= Connie Roth =

Canadian-American physicist

Connie Barbara Roth (born 1974) is a Canadian-American soft matter physicist and polymer scientist whose research concerns the glass transition and aging in polymer films. She is a professor of physics at Emory University.

==Education and career==
Roth became interested in physics as a teenager in Toronto through the MacGyver television show, and began her interest in polymer films through studying paper and toner in a summer internship at the Xerox Research Centre of Canada. She studied physics as an undergraduate at McMaster University in Ontario, graduating in 1997. She went to the University of Guelph, also in Ontario, for graduate study in physics, earning a master's degree in 1999 and completing her Ph.D. in 2004.

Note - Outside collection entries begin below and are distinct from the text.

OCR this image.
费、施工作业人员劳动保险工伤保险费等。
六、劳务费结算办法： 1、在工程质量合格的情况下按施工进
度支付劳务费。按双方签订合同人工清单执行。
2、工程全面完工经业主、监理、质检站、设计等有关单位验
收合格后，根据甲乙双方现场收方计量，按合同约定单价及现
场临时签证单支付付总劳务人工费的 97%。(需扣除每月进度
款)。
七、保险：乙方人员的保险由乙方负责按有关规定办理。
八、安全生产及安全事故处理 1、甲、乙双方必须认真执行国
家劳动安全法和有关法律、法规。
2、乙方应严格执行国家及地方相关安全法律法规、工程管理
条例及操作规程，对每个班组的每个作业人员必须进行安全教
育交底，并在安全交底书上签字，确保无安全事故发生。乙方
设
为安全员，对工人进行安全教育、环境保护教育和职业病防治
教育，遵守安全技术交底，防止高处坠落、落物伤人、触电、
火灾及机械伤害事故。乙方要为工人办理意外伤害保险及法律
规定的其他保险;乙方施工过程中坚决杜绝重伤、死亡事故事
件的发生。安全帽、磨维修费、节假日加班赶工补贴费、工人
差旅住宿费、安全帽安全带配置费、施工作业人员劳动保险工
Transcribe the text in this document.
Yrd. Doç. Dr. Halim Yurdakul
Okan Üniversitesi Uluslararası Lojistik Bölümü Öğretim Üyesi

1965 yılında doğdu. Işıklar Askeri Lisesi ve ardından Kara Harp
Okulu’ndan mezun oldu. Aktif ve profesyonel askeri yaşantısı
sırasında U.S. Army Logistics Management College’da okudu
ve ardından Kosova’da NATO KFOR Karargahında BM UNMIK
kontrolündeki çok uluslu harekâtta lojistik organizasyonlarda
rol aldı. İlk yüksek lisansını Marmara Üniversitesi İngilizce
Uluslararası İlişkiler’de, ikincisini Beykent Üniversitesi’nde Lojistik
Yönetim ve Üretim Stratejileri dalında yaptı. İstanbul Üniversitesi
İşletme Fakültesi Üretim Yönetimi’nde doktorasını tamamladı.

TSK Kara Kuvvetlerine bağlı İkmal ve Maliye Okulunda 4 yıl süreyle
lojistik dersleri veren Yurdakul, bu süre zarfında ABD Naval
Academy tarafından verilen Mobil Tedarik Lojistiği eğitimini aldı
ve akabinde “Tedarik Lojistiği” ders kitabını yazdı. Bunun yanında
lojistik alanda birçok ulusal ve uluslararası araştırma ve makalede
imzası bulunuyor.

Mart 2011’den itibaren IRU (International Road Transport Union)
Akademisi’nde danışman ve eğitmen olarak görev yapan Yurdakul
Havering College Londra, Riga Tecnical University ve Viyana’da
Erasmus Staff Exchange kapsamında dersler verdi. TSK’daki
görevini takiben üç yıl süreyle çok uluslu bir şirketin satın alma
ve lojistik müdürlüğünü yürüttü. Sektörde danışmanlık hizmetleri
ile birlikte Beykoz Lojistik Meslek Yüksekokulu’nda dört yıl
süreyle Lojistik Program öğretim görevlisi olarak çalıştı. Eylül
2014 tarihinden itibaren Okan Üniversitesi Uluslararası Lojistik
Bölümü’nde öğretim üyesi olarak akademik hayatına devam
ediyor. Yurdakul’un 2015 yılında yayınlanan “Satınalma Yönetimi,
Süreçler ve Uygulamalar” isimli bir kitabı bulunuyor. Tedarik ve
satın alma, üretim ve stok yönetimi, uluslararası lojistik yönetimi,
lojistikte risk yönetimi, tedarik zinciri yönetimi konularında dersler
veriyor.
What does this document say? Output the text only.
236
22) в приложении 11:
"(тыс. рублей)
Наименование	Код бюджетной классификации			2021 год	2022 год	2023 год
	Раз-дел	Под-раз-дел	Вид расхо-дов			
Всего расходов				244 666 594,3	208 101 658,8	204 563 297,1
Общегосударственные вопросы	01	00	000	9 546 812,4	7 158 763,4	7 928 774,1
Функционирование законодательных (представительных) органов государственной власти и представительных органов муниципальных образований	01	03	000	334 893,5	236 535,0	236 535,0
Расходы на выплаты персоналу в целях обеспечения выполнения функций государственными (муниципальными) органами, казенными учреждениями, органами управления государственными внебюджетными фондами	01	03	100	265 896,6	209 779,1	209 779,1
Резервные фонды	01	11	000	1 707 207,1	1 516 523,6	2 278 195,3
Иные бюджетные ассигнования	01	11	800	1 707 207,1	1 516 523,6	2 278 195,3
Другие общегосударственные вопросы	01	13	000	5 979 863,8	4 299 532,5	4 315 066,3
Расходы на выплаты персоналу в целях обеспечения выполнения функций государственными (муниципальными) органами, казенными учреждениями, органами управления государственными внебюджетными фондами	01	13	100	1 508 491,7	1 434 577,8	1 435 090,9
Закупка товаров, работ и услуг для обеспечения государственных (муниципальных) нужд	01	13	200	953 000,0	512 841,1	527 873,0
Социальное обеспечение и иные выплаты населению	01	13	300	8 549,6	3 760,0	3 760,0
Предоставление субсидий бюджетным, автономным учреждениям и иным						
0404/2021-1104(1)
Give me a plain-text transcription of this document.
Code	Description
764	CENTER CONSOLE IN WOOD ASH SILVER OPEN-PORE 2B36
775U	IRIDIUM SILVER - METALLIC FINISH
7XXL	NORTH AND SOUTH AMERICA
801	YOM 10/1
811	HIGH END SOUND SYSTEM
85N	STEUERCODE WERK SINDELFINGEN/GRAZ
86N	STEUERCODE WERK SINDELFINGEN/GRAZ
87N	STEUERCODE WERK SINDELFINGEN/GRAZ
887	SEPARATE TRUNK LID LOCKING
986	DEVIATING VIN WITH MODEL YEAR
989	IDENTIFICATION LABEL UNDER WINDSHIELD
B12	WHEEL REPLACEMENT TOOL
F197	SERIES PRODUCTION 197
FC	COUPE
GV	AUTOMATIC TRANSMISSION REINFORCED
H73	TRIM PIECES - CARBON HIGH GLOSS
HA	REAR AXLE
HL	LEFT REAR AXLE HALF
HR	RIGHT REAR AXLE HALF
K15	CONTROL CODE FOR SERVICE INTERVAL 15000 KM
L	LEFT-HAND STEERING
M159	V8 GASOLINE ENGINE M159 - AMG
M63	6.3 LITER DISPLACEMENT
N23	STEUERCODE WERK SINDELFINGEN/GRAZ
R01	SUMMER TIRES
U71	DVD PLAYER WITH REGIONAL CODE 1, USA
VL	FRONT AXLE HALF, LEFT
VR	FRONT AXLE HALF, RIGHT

After postdoctoral research at Simon Fraser University in British Columbia and Northwestern University in Chicago, Roth joined the Emory University faculty in 2007. She was promoted to associate professor in 2013 and full professor in 2021.

==Recognition==
Roth was named as a Fellow of the American Physical Society (APS) in 2019, after a nomination from the APS Division of Polymer Physics, "for exceptional contributions to the understanding of glass transition and aging phenomena in polymer films and blends". She was the 2019 recipient of the Fellows Award of the North American Thermal Analysis Society.